INDIANAPOLIS -- For the past few weeks many in the league believed the salary cap for the 2014 season would be about $126.3 million per team. But with ESPN NFL Insider Adam Schefter’s report Thursday that the cap will show a bigger bump from this past season’s $123 million per team, coming in at $130 million, the Denver Broncos will have slightly more room to work with as they go about the business of filling the depth chart.
Under John Elway, the Broncos have taken a measured approach for the most part in free agency. Certainly Peyton Manning's signing in 2012 doesn’t qualify as measured, but for the most part the Broncos have used one- and two-year deals for their veteran free agents.

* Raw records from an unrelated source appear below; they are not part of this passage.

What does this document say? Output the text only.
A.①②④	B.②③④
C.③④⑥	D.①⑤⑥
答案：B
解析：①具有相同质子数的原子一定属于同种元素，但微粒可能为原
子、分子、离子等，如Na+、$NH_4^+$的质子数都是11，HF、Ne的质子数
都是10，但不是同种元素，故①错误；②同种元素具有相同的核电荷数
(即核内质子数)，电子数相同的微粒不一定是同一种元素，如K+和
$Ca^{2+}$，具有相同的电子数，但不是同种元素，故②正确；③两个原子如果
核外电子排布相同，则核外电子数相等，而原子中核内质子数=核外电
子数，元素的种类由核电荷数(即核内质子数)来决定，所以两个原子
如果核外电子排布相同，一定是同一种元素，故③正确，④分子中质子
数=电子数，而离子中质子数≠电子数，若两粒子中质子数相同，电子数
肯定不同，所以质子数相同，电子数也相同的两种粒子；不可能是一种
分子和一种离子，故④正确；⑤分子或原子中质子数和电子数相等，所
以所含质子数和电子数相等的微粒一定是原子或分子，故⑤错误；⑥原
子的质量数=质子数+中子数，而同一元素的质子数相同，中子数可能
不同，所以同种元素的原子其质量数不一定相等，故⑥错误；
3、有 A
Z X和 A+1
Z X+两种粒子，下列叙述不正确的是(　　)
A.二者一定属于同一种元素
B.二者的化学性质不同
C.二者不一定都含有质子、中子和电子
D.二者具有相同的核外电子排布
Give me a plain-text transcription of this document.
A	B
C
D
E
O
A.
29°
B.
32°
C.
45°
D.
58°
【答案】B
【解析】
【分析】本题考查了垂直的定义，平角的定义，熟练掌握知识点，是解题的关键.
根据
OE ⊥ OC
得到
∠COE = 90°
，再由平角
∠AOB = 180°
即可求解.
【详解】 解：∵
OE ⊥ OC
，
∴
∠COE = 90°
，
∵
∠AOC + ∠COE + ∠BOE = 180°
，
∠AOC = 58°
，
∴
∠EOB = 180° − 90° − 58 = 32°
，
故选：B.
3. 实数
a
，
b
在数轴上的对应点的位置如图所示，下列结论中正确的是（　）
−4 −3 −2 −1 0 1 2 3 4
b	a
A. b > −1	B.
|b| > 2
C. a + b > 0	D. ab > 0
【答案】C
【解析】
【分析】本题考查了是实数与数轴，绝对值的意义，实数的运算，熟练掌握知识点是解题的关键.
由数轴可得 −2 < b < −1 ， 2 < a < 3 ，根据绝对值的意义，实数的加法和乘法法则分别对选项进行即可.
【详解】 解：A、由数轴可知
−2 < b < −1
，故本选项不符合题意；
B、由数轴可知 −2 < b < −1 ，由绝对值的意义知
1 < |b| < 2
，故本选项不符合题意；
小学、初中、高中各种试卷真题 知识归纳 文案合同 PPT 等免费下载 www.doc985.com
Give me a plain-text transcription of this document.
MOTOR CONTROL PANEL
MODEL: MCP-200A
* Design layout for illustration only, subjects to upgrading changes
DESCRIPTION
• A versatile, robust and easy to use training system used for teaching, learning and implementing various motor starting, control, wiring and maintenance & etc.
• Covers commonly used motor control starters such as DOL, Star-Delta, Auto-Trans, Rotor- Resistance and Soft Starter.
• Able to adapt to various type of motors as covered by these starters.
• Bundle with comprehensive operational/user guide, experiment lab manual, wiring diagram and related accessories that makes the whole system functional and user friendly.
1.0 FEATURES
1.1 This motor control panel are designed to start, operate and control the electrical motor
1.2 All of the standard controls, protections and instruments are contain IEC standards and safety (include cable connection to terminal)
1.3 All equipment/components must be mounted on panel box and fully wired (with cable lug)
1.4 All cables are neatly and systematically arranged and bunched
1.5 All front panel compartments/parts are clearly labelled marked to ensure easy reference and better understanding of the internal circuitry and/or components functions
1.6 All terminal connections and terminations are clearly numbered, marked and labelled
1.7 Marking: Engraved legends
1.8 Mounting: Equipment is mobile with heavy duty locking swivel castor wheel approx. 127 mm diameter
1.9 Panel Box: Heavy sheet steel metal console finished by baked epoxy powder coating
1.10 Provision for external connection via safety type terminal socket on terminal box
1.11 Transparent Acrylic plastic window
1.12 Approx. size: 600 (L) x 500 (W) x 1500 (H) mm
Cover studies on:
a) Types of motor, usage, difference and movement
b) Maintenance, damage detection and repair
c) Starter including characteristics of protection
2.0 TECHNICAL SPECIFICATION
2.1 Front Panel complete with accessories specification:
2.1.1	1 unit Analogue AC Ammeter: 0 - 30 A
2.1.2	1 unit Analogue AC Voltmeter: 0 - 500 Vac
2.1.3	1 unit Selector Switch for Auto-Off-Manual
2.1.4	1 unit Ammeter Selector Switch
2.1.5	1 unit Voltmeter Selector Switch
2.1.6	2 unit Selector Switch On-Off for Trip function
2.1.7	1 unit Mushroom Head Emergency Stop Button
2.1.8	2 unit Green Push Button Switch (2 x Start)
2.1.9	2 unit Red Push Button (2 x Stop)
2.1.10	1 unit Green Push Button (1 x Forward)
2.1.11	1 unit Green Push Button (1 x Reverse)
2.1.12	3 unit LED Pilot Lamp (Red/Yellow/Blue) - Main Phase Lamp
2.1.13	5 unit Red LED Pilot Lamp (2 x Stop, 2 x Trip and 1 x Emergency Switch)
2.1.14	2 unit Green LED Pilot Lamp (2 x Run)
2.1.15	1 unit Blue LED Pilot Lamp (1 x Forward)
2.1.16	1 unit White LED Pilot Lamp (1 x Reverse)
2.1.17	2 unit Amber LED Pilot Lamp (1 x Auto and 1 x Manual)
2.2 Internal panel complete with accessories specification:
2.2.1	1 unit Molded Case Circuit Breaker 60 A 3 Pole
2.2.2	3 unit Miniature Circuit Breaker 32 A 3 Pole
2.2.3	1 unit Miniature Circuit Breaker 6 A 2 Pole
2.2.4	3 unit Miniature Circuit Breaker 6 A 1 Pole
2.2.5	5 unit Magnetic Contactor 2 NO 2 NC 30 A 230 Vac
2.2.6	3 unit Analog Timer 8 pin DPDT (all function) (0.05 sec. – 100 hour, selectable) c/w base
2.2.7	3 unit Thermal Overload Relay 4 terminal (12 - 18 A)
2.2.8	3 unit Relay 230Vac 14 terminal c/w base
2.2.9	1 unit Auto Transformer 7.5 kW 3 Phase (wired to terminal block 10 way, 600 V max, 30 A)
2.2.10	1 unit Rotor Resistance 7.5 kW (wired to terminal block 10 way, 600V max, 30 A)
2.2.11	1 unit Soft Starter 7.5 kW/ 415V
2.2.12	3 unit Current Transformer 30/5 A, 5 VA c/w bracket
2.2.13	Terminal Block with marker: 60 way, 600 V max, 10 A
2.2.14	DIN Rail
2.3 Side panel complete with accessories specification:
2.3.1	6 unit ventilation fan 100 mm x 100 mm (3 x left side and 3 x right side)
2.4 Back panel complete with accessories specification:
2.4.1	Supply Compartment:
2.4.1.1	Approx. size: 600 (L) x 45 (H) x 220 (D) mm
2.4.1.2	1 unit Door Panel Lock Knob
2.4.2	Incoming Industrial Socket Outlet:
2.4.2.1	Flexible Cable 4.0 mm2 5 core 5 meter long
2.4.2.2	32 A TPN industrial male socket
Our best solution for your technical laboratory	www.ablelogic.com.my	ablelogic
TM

This past year, guard Louis Vasquez received a four-year deal on his way to an All-Pro season, but Terrance Knighton and Wes Welker received two-year deals. Stewart Bradley and Shaun Phillips signed one-year contracts, and Dominique Rodgers-Cromartie signed what was a two-year deal on paper, but turned into a one-year deal five days after the Super Bowl.
When free agency opens in March, the Broncos will have to be under the salary cap with their top 51 contracts. At the moment, those top 51 salary-cap figures for players under contract amounts to $117.8 million. By a rule put in with the current collective bargaining agreement, the Broncos can also roll over any available cap space from this past season into 2014.
That figure is $6.573 million. So, including the rollover, the Broncos actually will have about $18.673 million worth of cap space to work with in the coming weeks. And that is before the Broncos do, or don’t, talk to Champ Bailey about his $10 million cap figure for 2014 -- the second highest on the team -- or Chris Kuper’s $5.915 million cap figure, seventh highest on the team.